What is new is the widespread adoption of blog technology—newsfeeds and publishing protocols—on the Web. In the late 1990s, blog software and Web portal developers needed standard data formats to make it easy to syndicate content on the Web. Thus, RSS, Atom, and other XML newsfeed formats were born. They needed standard protocols for publishing to and programming the Web. Thus, XML-RPC, SOAP, and web services were born.

Now, thanks to the explosion of interest in blogging, podcasting, and wikis, those same developer-friendly blog technologies are everywhere. Newsfeeds are a standard feature of not just blogs, but also of Web sites, search engines, and wikis everywhere. Computers, music players, and mobile devices are tied in, too, as newsfeed technologies become a standard part of browsers, office applications, and operating systems. Even if you don’t see opportunities for innovation here, your users are going to ask for these technologies, and now’s the time to prepare.

This book is about building applications with those blog technologies. For the sake of the cynical developers in the audience, we start with a few use stories that show some truly new ways of collaborating using blog technology. Then, we explain what you need to know about blog technology—and not just RSS and Atom.

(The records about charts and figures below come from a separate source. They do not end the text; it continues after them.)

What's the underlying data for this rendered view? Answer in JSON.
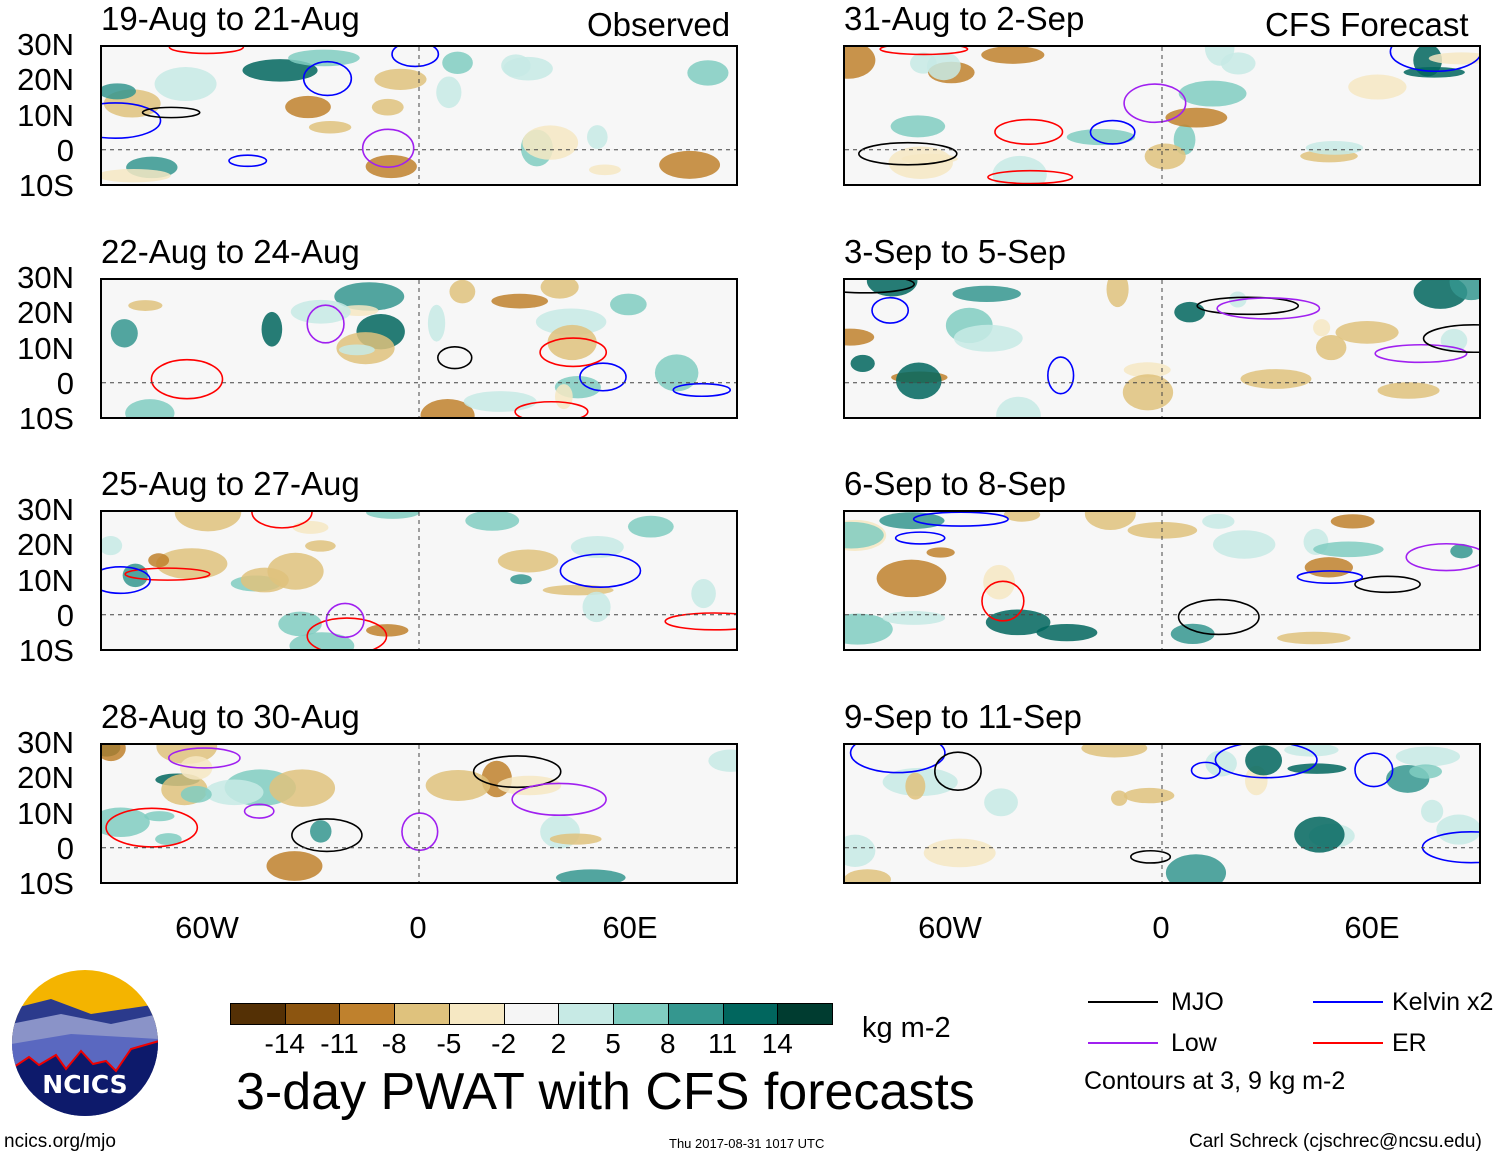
{
  "header": {
    "observed_label": "Observed",
    "forecast_label": "CFS Forecast"
  },
  "panels": {
    "observed": [
      {
        "title": "19-Aug to 21-Aug"
      },
      {
        "title": "22-Aug to 24-Aug"
      },
      {
        "title": "25-Aug to 27-Aug"
      },
      {
        "title": "28-Aug to 30-Aug"
      }
    ],
    "forecast": [
      {
        "title": "31-Aug to 2-Sep"
      },
      {
        "title": "3-Sep to 5-Sep"
      },
      {
        "title": "6-Sep to 8-Sep"
      },
      {
        "title": "9-Sep to 11-Sep"
      }
    ]
  },
  "axes": {
    "lat_labels": [
      "30N",
      "20N",
      "10N",
      "0",
      "10S"
    ],
    "lon_labels": [
      "60W",
      "0",
      "60E"
    ]
  },
  "colorbar": {
    "colors": [
      "#543005",
      "#8c5510",
      "#bf812d",
      "#dfc27d",
      "#f6e8c3",
      "#f5f5f5",
      "#c7eae5",
      "#80cdc1",
      "#35978f",
      "#01665e",
      "#003c30"
    ],
    "labels": [
      "-14",
      "-11",
      "-8",
      "-5",
      "-2",
      "2",
      "5",
      "8",
      "11",
      "14"
    ],
    "units": "kg m-2"
  },
  "title": "3-day PWAT with CFS forecasts",
  "timestamp": "Thu 2017-08-31 1017 UTC",
  "logo": {
    "text": "NCICS"
  },
  "footer": {
    "url": "ncics.org/mjo",
    "credit": "Carl Schreck (cjschrec@ncsu.edu)"
  },
  "legend": {
    "items": [
      {
        "label": "MJO",
        "color": "#000000"
      },
      {
        "label": "Kelvin x2",
        "color": "#0000ff"
      },
      {
        "label": "Low",
        "color": "#a020f0"
      },
      {
        "label": "ER",
        "color": "#ff0000"
      }
    ],
    "note": "Contours at 3, 9 kg m-2"
  }
}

We also cover blog server architecture, blogging APIs, and web services protocols.

To help you get started, we’ve included what amounts to a blog technology developer’s kit, including a complete blog server, newsfeed parsers, a blog client library and, in part 2, ten immediately useful blog applications, or blog apps, written in Java and C#. The blog server and the ten applications, known as the Blogapps server and Blogapps examples, are both maintained as an open source project at http://blogapps.dev.java.net, where you’re welcome to help maintain and improve them.

I hope we’ve provided everything you need to start building great blog applications, and I look forward to seeing what you build. Enjoy!